Olhei para Gabriel e ele assentiu. Agora eu entendia o por quê de ele ter dito para eu proteger Andressa com minha vida. Estava pré-destinado.
Tom continuou:
— Após achar a fonte e completar o ciclo mortal, a pessoa se torna um Anjo. Anjos, normalmente, ficam no exército divino, comandados pelo Anjo-Rei. O Anjo-Rei é o Anjo-braço-direito do Pai. Será ele que comandará as tropas divinas. E, ao que tudo indica, o exército está sem seu Anjo-Rei, agora que Thomazrael se juntou ao lado negro.
— Então... Thomáz era Anjo-Rei?
— Sim. Ele era o Anjo-Rei. — Tom virou-se e deu dois passos. Parou assim que Gabriel ameaçou descer da poltrona. Virou-se de novo e continuou a falar: — Ele foi fraco. Ele não resistiu aos pecados carnais. Sabe, quando arrancaram as asas dele eu ainda estava lá. As marcas que fizeram nele... acho que você viu não é? Pois é... Tudo aquilo... Tudo aquilo ele fez.

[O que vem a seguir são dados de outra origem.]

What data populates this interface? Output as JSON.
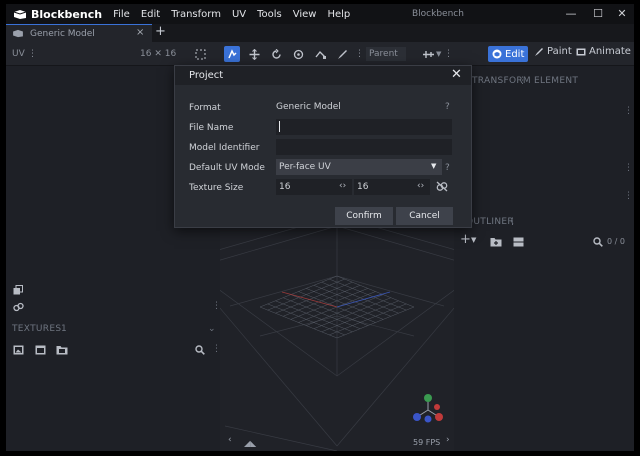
{
  "titlebar": {
    "app_logo_text": "Blockbench",
    "menus": [
      "File",
      "Edit",
      "Transform",
      "UV",
      "Tools",
      "View",
      "Help"
    ],
    "window_title": "Blockbench",
    "minimize": "—",
    "maximize": "☐",
    "close": "✕"
  },
  "tabs": {
    "active_tab": "Generic Model",
    "close": "×",
    "add": "+"
  },
  "toolbar": {
    "uv_label": "UV",
    "uv_dots": "⋮",
    "uv_size": "16 ✕ 16",
    "parent_label": "Parent",
    "modes": {
      "edit": "Edit",
      "paint": "Paint",
      "animate": "Animate"
    }
  },
  "left_panel": {
    "textures_header": "TEXTURES",
    "textures_count": "1"
  },
  "right_panel": {
    "transform_header": "TRANSFORM",
    "element_header": "ELEMENT",
    "outliner_header": "OUTLINER",
    "outliner_count": "0 / 0"
  },
  "viewport": {
    "fps": "59 FPS"
  },
  "dialog": {
    "title": "Project",
    "close": "✕",
    "rows": {
      "format": {
        "label": "Format",
        "value": "Generic Model"
      },
      "file_name": {
        "label": "File Name",
        "value": ""
      },
      "model_identifier": {
        "label": "Model Identifier",
        "value": ""
      },
      "uv_mode": {
        "label": "Default UV Mode",
        "value": "Per-face UV"
      },
      "texture_size": {
        "label": "Texture Size",
        "width": "16",
        "height": "16"
      }
    },
    "help_mark": "?",
    "confirm": "Confirm",
    "cancel": "Cancel"
  },
  "colors": {
    "accent": "#3a72d8",
    "background": "#1b1d22",
    "dialog": "#282b31"
  }
}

Franzi a testa surpreso. Não acreditava que Thomáz cometera todas aquelas atrocidades desenhadas em sua pele.
— Ele foi um burro. E ele te odeia sabia? Hahá... O grande Renael! O novo Anjo-Rei. Aquele que salvará o mundo da confronto entre o céu e o inferno...
— O que? — eu perguntei.
— Isso mesmo. Você, meu querido. Salvará o mundo. Isso é: a não ser que haja outro Renael nesse mundo. Você, desde criança, vem sido perseguido pelos seres obscuros. Sua mãe sabia o que era preciso para te proteger. Na verdade, ela sabia de tudo. Sempre soube seu destino. Seu pai, coitado, não sabia de nada. Ele não era uma má pessoa. Ele apenas ficou muito confuso. Sua mãe nunca contou a seu pai o que você seria e qual era seu futuro. Ela fez isso pelo seu bem. Seu pai era meio desequilibrado, não entenderia. Então sua mãe te enviou para sua tia. Seu pai, quando chegou em casa e viu que você não estava lá ficou bravo. Sua mãe então fugiu. Tudo que sabemos dela é que foi para a capital, São Paulo.
Então minha mãe estava viva. Ah, o que ela diria se descobrisse que eu morri?
— Acho que já fiz minha parte. Posso ir embora agora, Gabriel?
Gabriel deu passagem para Tom e ele saiu correndo. Quase caiu quando chegou próximo a um muro, tropeçou e caiu. Fiquei olhando ele e acompanhei seu processo de regeneração ao voltar ao normal e pular o muro. Acho que ele caiu do outro lado do muro, se espatifando também, pois ouvi um gemido.
Virei para fitar Gabriel, queria que ele me explicasse melhor, mas acho que ele não faria isso.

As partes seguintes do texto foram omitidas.